Aer Lingus is to look for permission from its shareholders to double its long-haul fleet to 14 Airbus aircraft over the next seven years.
The airline announced this morning it wants to buy six extra wide Airbus A350 and six enhanced Airbus A 333-300E, with deliveries starting in two years time.
The book value of these planes is $2.4 billion, but said it had negotiated 'substantial discounts'.
While it will not say how much those price cuts were, it is understood they could be about 30%.
It said it had the option to buy a further six A350s for delivery by 2018.
Aer Lingus chief executive Dermot Mannion said the new planes would be used to service new US routes following the Open Skies agreement.
The airline has already announced new routes to Washington, San Francisco and Orlando.

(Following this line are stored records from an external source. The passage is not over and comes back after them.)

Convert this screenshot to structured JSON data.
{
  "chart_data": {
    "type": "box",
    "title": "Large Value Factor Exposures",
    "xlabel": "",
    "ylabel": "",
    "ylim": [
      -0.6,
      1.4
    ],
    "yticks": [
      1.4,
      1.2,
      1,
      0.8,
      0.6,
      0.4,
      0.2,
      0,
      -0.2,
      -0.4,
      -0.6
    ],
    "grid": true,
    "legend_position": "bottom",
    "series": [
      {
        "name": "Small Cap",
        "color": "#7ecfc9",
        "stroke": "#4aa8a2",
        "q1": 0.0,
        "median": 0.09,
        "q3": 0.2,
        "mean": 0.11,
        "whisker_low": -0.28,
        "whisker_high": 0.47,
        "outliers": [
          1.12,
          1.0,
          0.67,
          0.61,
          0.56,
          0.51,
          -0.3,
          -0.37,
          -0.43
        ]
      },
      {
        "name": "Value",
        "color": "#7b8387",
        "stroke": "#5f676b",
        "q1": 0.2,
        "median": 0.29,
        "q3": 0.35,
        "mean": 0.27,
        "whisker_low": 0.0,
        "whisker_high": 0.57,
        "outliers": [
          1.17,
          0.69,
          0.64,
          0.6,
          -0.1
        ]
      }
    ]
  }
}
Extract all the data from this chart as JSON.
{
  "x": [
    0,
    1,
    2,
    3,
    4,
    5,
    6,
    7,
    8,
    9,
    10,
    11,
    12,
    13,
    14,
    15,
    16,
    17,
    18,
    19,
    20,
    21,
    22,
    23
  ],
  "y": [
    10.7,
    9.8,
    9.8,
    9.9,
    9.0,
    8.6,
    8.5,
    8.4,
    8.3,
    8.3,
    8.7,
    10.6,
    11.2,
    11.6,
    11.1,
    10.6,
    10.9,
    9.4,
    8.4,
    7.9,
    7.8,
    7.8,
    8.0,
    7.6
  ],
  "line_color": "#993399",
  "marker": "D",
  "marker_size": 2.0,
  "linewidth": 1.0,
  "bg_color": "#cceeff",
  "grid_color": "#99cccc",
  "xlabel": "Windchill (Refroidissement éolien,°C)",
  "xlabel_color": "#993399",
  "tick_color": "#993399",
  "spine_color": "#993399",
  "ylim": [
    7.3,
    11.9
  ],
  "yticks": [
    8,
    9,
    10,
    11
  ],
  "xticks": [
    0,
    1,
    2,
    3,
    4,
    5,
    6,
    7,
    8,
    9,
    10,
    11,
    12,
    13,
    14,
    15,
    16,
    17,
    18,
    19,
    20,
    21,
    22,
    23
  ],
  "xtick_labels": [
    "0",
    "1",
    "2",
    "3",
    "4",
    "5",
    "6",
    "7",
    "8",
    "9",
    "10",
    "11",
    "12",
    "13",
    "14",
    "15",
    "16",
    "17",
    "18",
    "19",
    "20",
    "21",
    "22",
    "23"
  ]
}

The new planes will start arriving in 2009 and result in further new routes to the US.
The aircraft will give Aer Lingus scope to fly to Asia and South Africa, it says.
Shareholders will vote on the proposed purchase at an Extraordinary General Meeting in the next few weeks.
Ryanair, which has a 25.2% shareholding in Aer Lingus, says it is not in a position to comment on what it will do with its vote at the EGM.
In other news Aer Lingus figures out today show that for the year to May 2007 the load factor was down two points at 74.1%.
Breaking this down, the percentage of seats filled on long-haul flights was down 1.5 points on the year and was down 2.2 points on short-haul flights, as capacity rose overall by 6.7%.
However, in the month long-haul passenger numbers rose 3.2% to 97,000 compared to May 2006, the airline said. Short-haul traffic, rose by 5.4% to 718,000.
The airline in total had 815,000 passengers last month, a rise of 5.2% on May 2006.
The load factor - the number of seats filled on each plane - in May rose one point to 77.3%, compared to the same month last year, as capacity, or available seats, increased 2.6% in the month.